By all accounts, the medieval knitting together of Europe under the Emperor Charlemagne serves as the historical basis of what we today call ‘Western civilization’ by initiating a return to the transnational integration that had once characterised the Roman Empire. This king of the Franks’ empire-building also served as the ideological wellspring of the very concept of a unified ‘Europe’, manifested most visibly by the establishment of the European Economic Community in 1957 (a geopolitical space that almost perfectly mapped Charlemagne’s domains, minus a standoffish Switzerland). Today, most Europeans see Charlemagne through rose-coloured glasses, a great hero who unified warring nations and ushered in an era of economic prosperity, cultural renaissance, and intellectual advancement. This pater Europae, or ‘Father of Europe’, is so revered that he commands one of the most precious pieces of geography in all of Europe, the plaza just outside the doors of Notre-Dame Cathedral on the Île de la Cité, Paris. Yet, this reverential view of Carolus Magnus carefully omits his role in the mass-murder of untold thousands of pagans, as well as a merciless eradication of pagan sites of worship across northern Europe.

Some 4,500 pagan Saxon captives lost their lives in the bloodbath known as the Massacre of Verden, a powerful message of the Sword to those who would not accept the Cross. Also as part of the Saxon Wars (772-804), Charlemagne ordered the destruction of the Irminsul, or ‘Tree of the Universe’, in the foothills of the Teutoberg, in a calculated effort to present himself as a ‘true leader of the Christian faith and enemy of paganism’. These are just two of the most (in)famous instances of Charlemagne’s decades-long campaign to annihilate polytheism across the Continent. Surely, in the cold light of unbiased historical reflection, the slaughter at Verden compares neatly to ISIL’s execution of 600 Yezidis in northern Iraq in May 2015, while the destruction of the Saxon’s sacral world-tree should be seen as even more abhorrent than any of ISIL’s acts of demolition, given that it was the veritable axis mundi for Germanic pagans, not some historical relic of an ancient faith dead for nearly two millennia.

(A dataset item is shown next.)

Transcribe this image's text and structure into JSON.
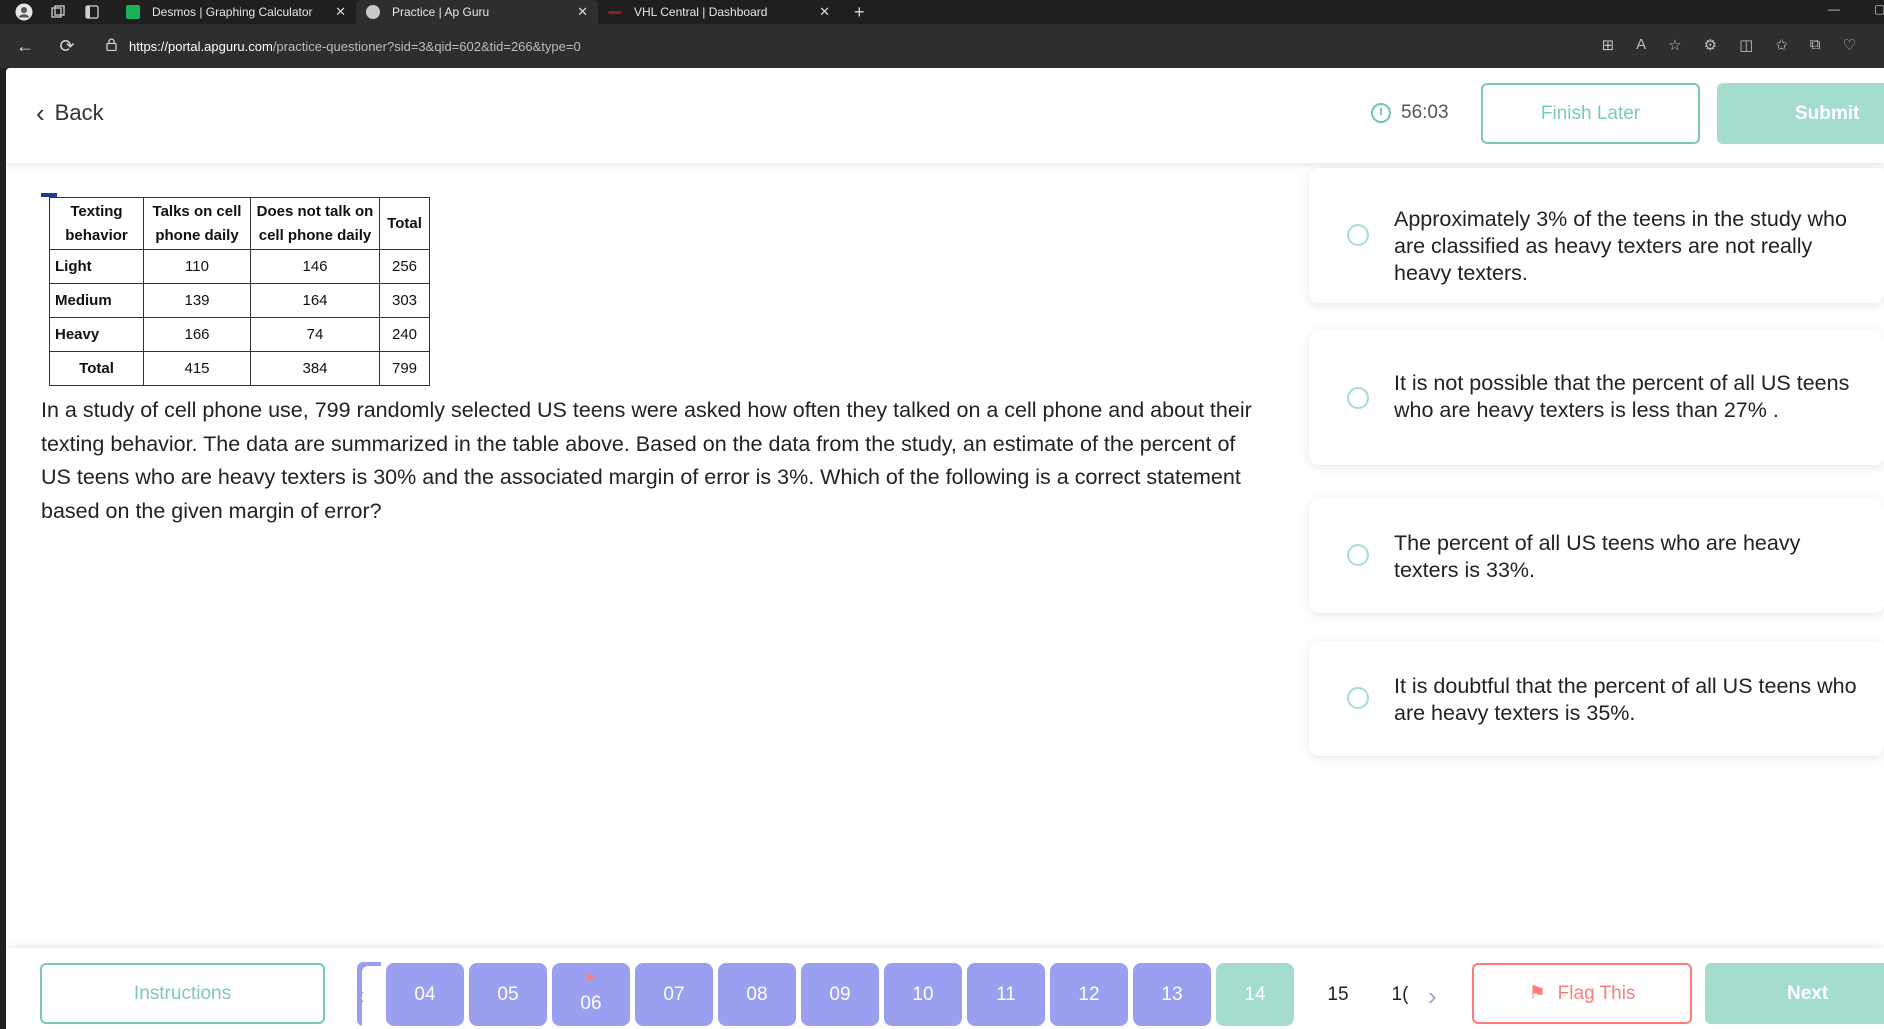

However, history is about forgetting, not remembering. The sanitised myth of Charlemagne is a necessity for modern Europe, a transnational polity built on transnational cooperation, cultural respect, and economic integration. True, Charles the Great laid the groundwork for the ‘idea of Europe’, but he also rooted a deep and pernicious religious intolerance into the DNA of the Continent. Seven centuries later, the same lands where his troops forced conversions and slaughtered those pagans who remained faithful to their old gods would again be the site of a series of catastrophic religious wars lasting from 1524 to 1648.

For those of us who teach history, and particularly the role of religion in history, it is important to remember that politics, militancy, and faith often go hand in hand. Sadly there is nothing novel about ISIL’s use of public executions of ‘infidels’ to intimidate their enemies and rally support amongst supporters and attract possible allies, nor is the destruction of symbols of one’s political predecessors as a display of power anything new. What matters is how the historical record decides to render these acts in the distant future. As paganism scholar Michael Strmiska points out in his essay on ‘The Evils of Christianization: A Pagan Perspective on European History’, medieval paganism’s contribution to the patrimony of Europe has all but been blotted out and the actions of those state and non-state actors who purged the every last pagan from the Continent are forgiven their crimes by the passage of time. While this is not a likely scenario for ISIL, it does force us to confront how we view the past, and more specifically the creation of ‘Europe’ which, as the 2004 row over its ‘Christian roots’ proves, is forged on a misremembered past which confines millennia of paganism to the dustbin of history.